Quotes like “Dance like no one is watching” or “It doesn’t matter how slowly you go, as long as you don’t stop” are popping up on social media regularly. Generally accompanied by a grainy photo of a night sky or perhaps two elderly individuals, sitting on a stoop, watching a sunset.
I stop scrolling for a moment, read the quote, and then carry on scrolling. Seconds pass, and I see another one that jumps out at me. Lit up on a bright pink background, it reads, “It is always darkest before the dawn.” Okey Dokey! My scrolling finger has nary a moment to engage before there is ANOTHER one telling me to “Seize the day.”

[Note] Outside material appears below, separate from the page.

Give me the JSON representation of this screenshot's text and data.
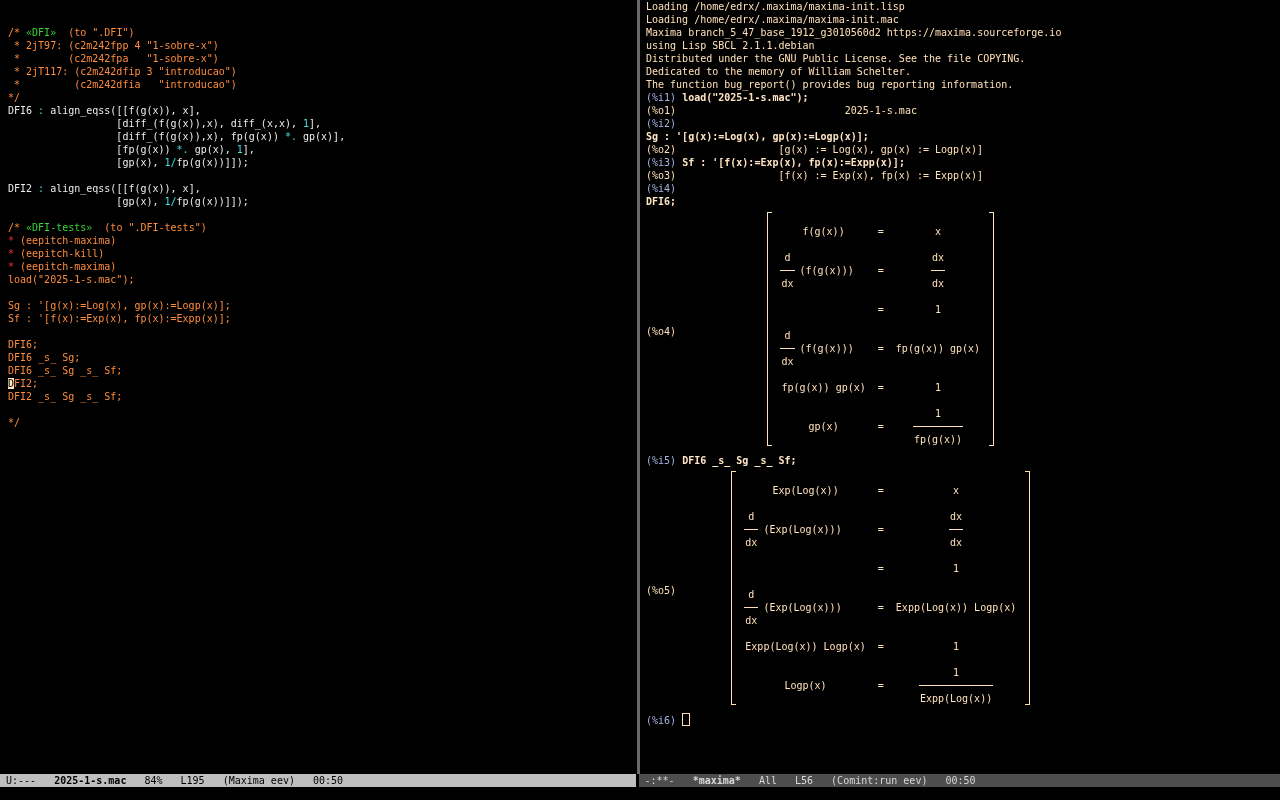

I scream. Don’t they know I am trying to seize the day by filling my head with Facebook nonsense, and they are interrupting my process: Coffee, laptop, glasses, and go!
I have a moment of panic: Why so many inspirational quotes this morning? Wait! Did Betty White die? I frantically check my Twitter trending feed to see what on earth happened that would generate SO MANY inspirational quotes.
Whew! Betty is OKAY – thank goodness. But wait! Something happened in Dayton, Ohio? Was there another mass shooting? Didn’t one just occur in El Paso, Texas?
I find that inspirational or motivation posts triple in frequency following an upsetting world event or tragedy. We see a few “You have to be your strongest when you are feeling at your weakest” following events like the recent horrific mass shootings in the United States last week. There are also many, many “Thoughts and Prayers” on muted yellow backgrounds interspersed throughout our timeline.
The inspirational quotes are a result of feeling helpless and confused. They are posted on social media like screams from someone drowning. They are written as a reminder to “Just keep swimming” because the waves of violence should stop, will stop. They have to stop eventually. Right?
On Sunday, I was one of those individuals silently screaming on social media. I felt bludgeoned by another wave. I wrote, “The first wave left us breathless and unsteady. As we tried to regain our composure, the second wave hit - knocking us off our feet. Then came the third wave, which completely engulfed us and we found ourselves fighting to reach the surface, our brain confused as to what was up and what was down, our lungs burning from lack of oxygen. Do we fight to survive?”
What happens to those individuals in society who simply cannot recover from these constant waves of gun violence? What happens to those people who become anxious and depressed because they cannot emotionally handle hearing about another mass shooting?
I had gone to bed reading about the tragedy in El Paso and woke to read about Dayton. This was on the heels of the shooting at the garlic festival in Gilroy, California.
It is more than humanly possible to handle - these waves.
Watch closely those around you who might be having a particularly difficult time processing this information. It doesn’t matter if we are in a different country - heartbreak and empathy know no borders.
Meanwhile, I am going to “Cry like no one is watching” as “Thoughts and Prayers” clearly aren’t making a difference.
Judy Kucharuk has thoughts and prayers. Also beliefs. These may all be the same thing.